“Nah, I’m not telling you. You have no idea how angry I was when I found you last night, Reese. No idea. And I don’t get mad.”
I didn’t have a clue. I kind of wished I did, though, because if it was anything like the look he was giving me now, I’d jump his bones.
“Who the fuck was it, Dakota? If someone put their dirty, disgusting hands on you, I want to know who it was. No one ever gets to hurt you, okay? Not anymore.”
Dakota laughed as he stared down at me, the sound vibrating deliciously through my entire body. “Fuck, don’t do that, it just turns me on when you get pissed off and protective of me. Or did you forget that too?”
“Stop fucking around and tell me who put their fucking hands on you,” I growled.
He glanced down at my hands, his smile growing. “You’re gonna rip my shirt again, and that also turns me on. You’re just getting me riled up every which way this morning, darling.”
“Goddammit, Dakota, just tell me who it was!”
He gently pressed me back into the bed and kissed the corner of my mouth. “No, I don’t want you to get arrested for murder. With that temper, expulsion is the least of your worries, I think. Did you know that your accent gets thicker the angrier you get? It’s fucking hot.”
I heaved an enormous frustrated sigh and let go of his shirt. “You’re so annoying. And don’t change the subject.”
“Damn, I was hoping you wouldn’t notice.” He brushed his nose against mine. “But just so you know, it was Everett who spread that lie. Well, actually, it was Everett and Jared who spread the lie. No one ever broke the guy’s arm in the first place, he just wore a fake cast for a month. Everett probably blackmailed Jared into lying for him because everyone is afraid of Everett way more than me, so the whole world thinks I actually broke his fucking arm. Just Everett doing what he does best—trying to destroy my life because he can’t stand me.”
What the fuck…
I thought I’d been angry before, but that information, combined with the horribly resigned expression on Dakota’s face and the flat tone of his voice, brought my blood to a boiling point.
I knew Everett was a slimy, conniving piece of shit, but the lengths he was willing to go to were disturbing and appalling. And the fact that Dakota’s parents didn’t care and believed their sociopath of a son over his victim was disgusting.
I wanted to bury them all. I wanted to expose Everett for the manipulative fraud he was and give him what he deserved.
I really wanted to hurt him, but Dakota had asked me not to resort to violence anymore.
If I could find another way to hurt him…
Yeah. He valued his reputation above all else, as did the dean.
Was this why the dean had asked me to keep an eye on Dakota? Because of a fucking lie his son had propagated since last year?
And on top of that, Everett had severely maimed and disfigured Dakota when they were teenagers—then convinced everyone it had been Dakota who’d done it to himself, which earned him a year-long stay in a behavioral health facility.
The treatment he’d faced from his own family unearthed a volatile rage that made me want to destroy them all.
But I wasn’t any better than them. I’d played into their machinations, agreed to be the dean’s eyes and ears. And while at the time it had felt like I had no choice in the matter, the truth was there was always a choice. I could have walked away, could have abandoned my studies, abandoned my promise to my mom, but instead I’d chosen to abandon my morals for the sake of a promise to a woman who’d been gone for a long time now.

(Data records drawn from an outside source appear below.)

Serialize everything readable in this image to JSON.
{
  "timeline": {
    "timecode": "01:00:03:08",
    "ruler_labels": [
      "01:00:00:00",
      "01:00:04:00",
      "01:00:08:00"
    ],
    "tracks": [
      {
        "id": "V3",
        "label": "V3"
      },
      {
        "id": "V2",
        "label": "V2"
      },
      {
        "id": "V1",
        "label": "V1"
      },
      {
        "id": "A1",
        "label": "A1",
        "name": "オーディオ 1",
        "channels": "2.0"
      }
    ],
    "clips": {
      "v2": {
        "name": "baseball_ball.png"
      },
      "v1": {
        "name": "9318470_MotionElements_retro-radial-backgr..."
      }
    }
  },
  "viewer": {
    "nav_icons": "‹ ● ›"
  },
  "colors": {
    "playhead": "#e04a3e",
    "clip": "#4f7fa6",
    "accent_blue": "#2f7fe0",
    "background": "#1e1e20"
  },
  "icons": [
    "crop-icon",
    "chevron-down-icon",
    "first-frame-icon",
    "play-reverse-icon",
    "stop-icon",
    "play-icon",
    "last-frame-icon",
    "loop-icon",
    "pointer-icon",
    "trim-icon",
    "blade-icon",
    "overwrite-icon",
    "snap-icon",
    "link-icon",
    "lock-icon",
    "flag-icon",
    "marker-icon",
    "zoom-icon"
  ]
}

Dakota was still here, still able to be hurt.Wasstill being hurt—and I was one of the perpetrators of that pain.
I had to end this. I had to make it right. And I would. I vowed to take down everyone who’d hurt him, starting with Everett.
And then…I would leave.
My stomach growled, making the weirdest sound, and I flushed. Dakota just laughed and spread his palm over my belly beneath the hoodie.
“Good timing, I’m hungry too. Starving, actually. Wanna get something to eat? I can go get it or we can go together.”
I wanted to go with him for once. He didn’t need to be my food courier all the time, no matter how much I liked that he wanted to feed me. Truthfully, I didn’t want to let him out of my sight for a single second.
“I want to go with you,” I said, watching the gorgeous smile that spread across his face.
I did that. I’d made him smile like that. Atme.
I pushed at his chest. “You have to get off me.”